The sample solution is called filter_wanted_ids.py, and the output should be:

$ python filter_wanted_id.py
3 records selected out of 39031

Advanced Exerise: Modify this to read the list of wanted identifiers from a plain text input file (one identifier per line).

Advanced Exerise: What is the advatage of using a Python set instead of a Python list for the wanted identifiers?

Discussion: What happens if a wanted identifier is not in the input file? What happens if an identifer appears twice? What order is the output file?

Selecting by record name

In the previous example, we used SeqIO.parse(...) to loop over the input FASTA file. This means the output order will be dictated by the input sequence file's order. What if you want the records in the specified order (regardless of the order in the FASTA file)?

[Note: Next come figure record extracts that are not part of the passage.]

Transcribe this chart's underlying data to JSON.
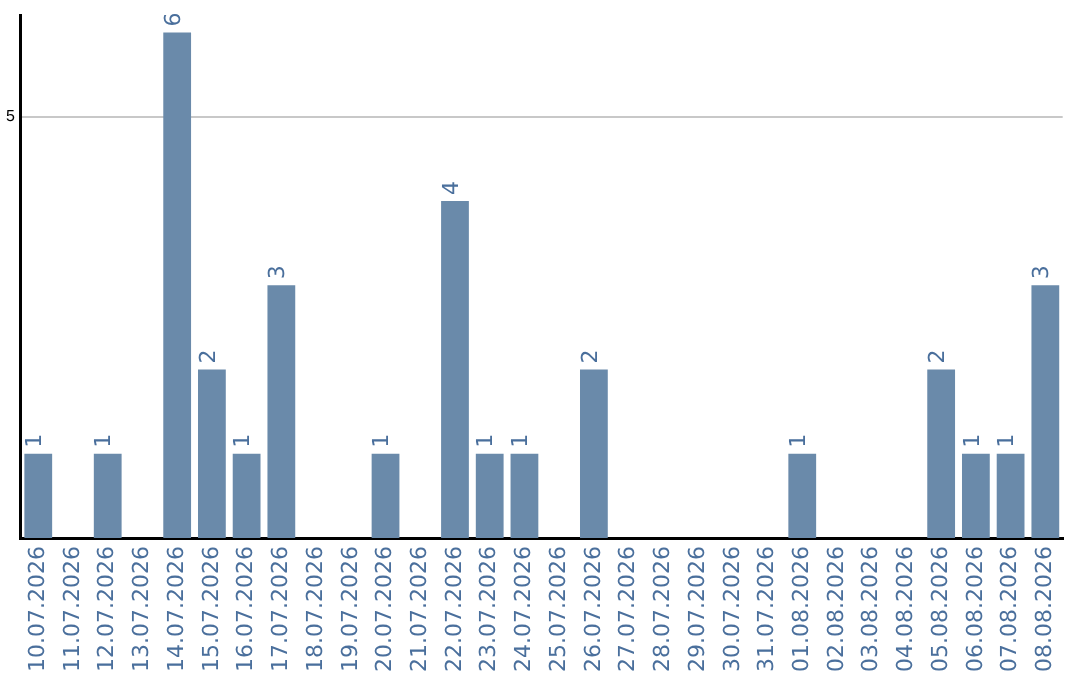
{
  "chart_data": {
    "type": "bar",
    "categories": [
      "10.07.2026",
      "11.07.2026",
      "12.07.2026",
      "13.07.2026",
      "14.07.2026",
      "15.07.2026",
      "16.07.2026",
      "17.07.2026",
      "18.07.2026",
      "19.07.2026",
      "20.07.2026",
      "21.07.2026",
      "22.07.2026",
      "23.07.2026",
      "24.07.2026",
      "25.07.2026",
      "26.07.2026",
      "27.07.2026",
      "28.07.2026",
      "29.07.2026",
      "30.07.2026",
      "31.07.2026",
      "01.08.2026",
      "02.08.2026",
      "03.08.2026",
      "04.08.2026",
      "05.08.2026",
      "06.08.2026",
      "07.08.2026",
      "08.08.2026"
    ],
    "values": [
      1,
      0,
      1,
      0,
      6,
      2,
      1,
      3,
      0,
      0,
      1,
      0,
      4,
      1,
      1,
      0,
      2,
      0,
      0,
      0,
      0,
      0,
      1,
      0,
      0,
      0,
      2,
      1,
      1,
      3
    ],
    "value_labels": [
      "1",
      null,
      "1",
      null,
      "6",
      "2",
      "1",
      "3",
      null,
      null,
      "1",
      null,
      "4",
      "1",
      "1",
      null,
      "2",
      null,
      null,
      null,
      null,
      null,
      "1",
      null,
      null,
      null,
      "2",
      "1",
      "1",
      "3"
    ],
    "color": "#6a8aaa",
    "ylim": [
      0,
      6.2
    ],
    "yticks": [
      5
    ],
    "grid": "y",
    "legend": false
  }
}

In this situation, you can't make a single for loop over the FASTA file. For a tiny file you could load everything into memory (e.g. as a Python dictionary), but that won't work on larger files. Instead, we can use Biopython's SeqIO.index(...) function which lets us treat a sequence file like a Python dictionary:

>>> from Bio import SeqIO
>>> filename = "PGSC_DM_v3.4_pep_representative.fasta"
>>> fasta_index = SeqIO.index(filename, "fasta")
>>> print(str(len(fasta_index)) + " records in " + filename)
>>> "PGSC0003DMP400019313" in fasta_index
True
>>> record = fasta_index["PGSC0003DMP400019313"]
>>> print(record)
ID: PGSC0003DMP400019313
Name: PGSC0003DMP400019313
Description: PGSC0003DMP400019313 PGSC0003DMT400028369 Protein
Number of features: 0
Seq('MSKSLYLSLFFLSFVVALFGILPNVKGNILDDICPGSFFPPLCFQMLRNDPSVS...LK*', SingleLetterAlphabet())

Exercise: Write a new version of your count_fasta.py script using SeqIO.index(...) instead of SeqIO.parse(...) and a for loop. Which is faster?

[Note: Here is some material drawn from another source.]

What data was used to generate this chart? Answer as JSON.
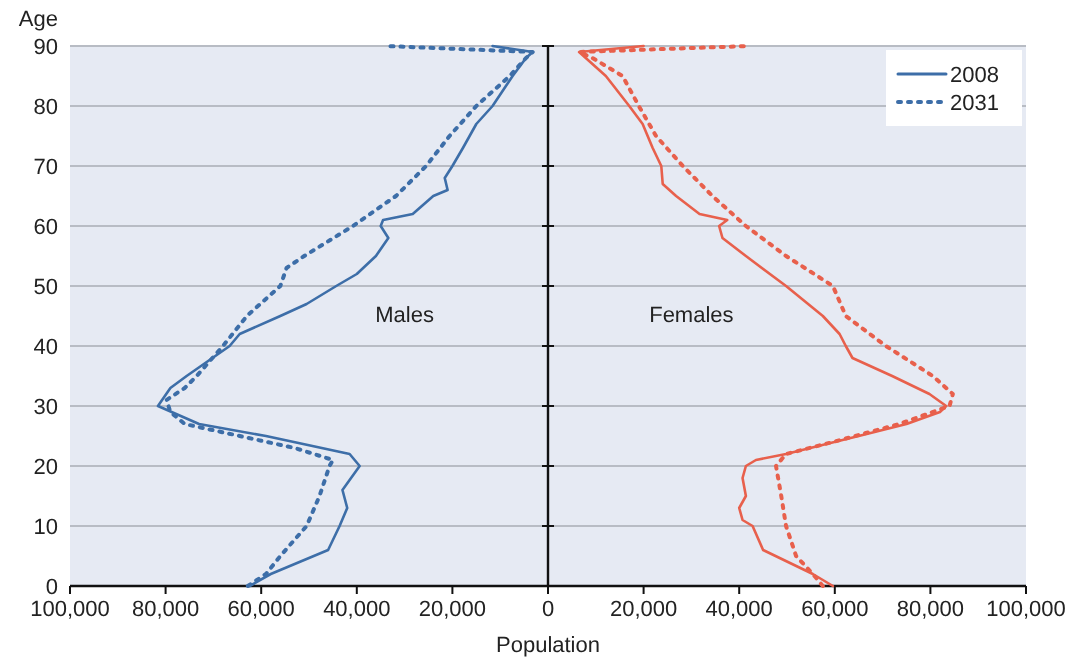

Exercise: Complete the following script by using SeqIO.index(...) to make a FASTA file with records of interest in the given order:

from Bio import SeqIO
wanted_ids = ["PGSC0003DMP400019313", "PGSC0003DMP400020381", "PGSC0003DMP400020972"]
input_filename = "PGSC_DM_v3.4_pep_representative.fasta"
output_filename = "wanted_potato_proteins_in_order.fasta"
fasta_index = SeqIO.index(input_filename, "fasta")
count = 0
total = # Your code here, get total from fasta_index
output_handle = open(output_filename, "w")
for identifier in wanted_ids:
    # ...
    # Your code here, get the record for the identifier, and write it out
    # ...
output_handle.close()
print(str(count) + " records selected out of " + str(total))

I called this script filter_wanted_id_in_order.py and the output should be:

$ python filter_wanted_id_in_order.py
3 records selected out of 39031

Now compare the outfile files from the two approaches:

$ grep "^>" wanted_potato_proteins.fasta
>PGSC0003DMP400020381 PGSC0003DMT400029984 Protein
>PGSC0003DMP400020972 PGSC0003DMT400030871 Protein
>PGSC0003DMP400019313 PGSC0003DMT400028369 Protein
$ grep "^>" wanted_potato_proteins_in_order.fasta
>PGSC0003DMP400019313 PGSC0003DMT400028369 Protein
>PGSC0003DMP400020381 PGSC0003DMT400029984 Protein
>PGSC0003DMP400020972 PGSC0003DMT400030871 Protein

The second file has the order specified in the Python list.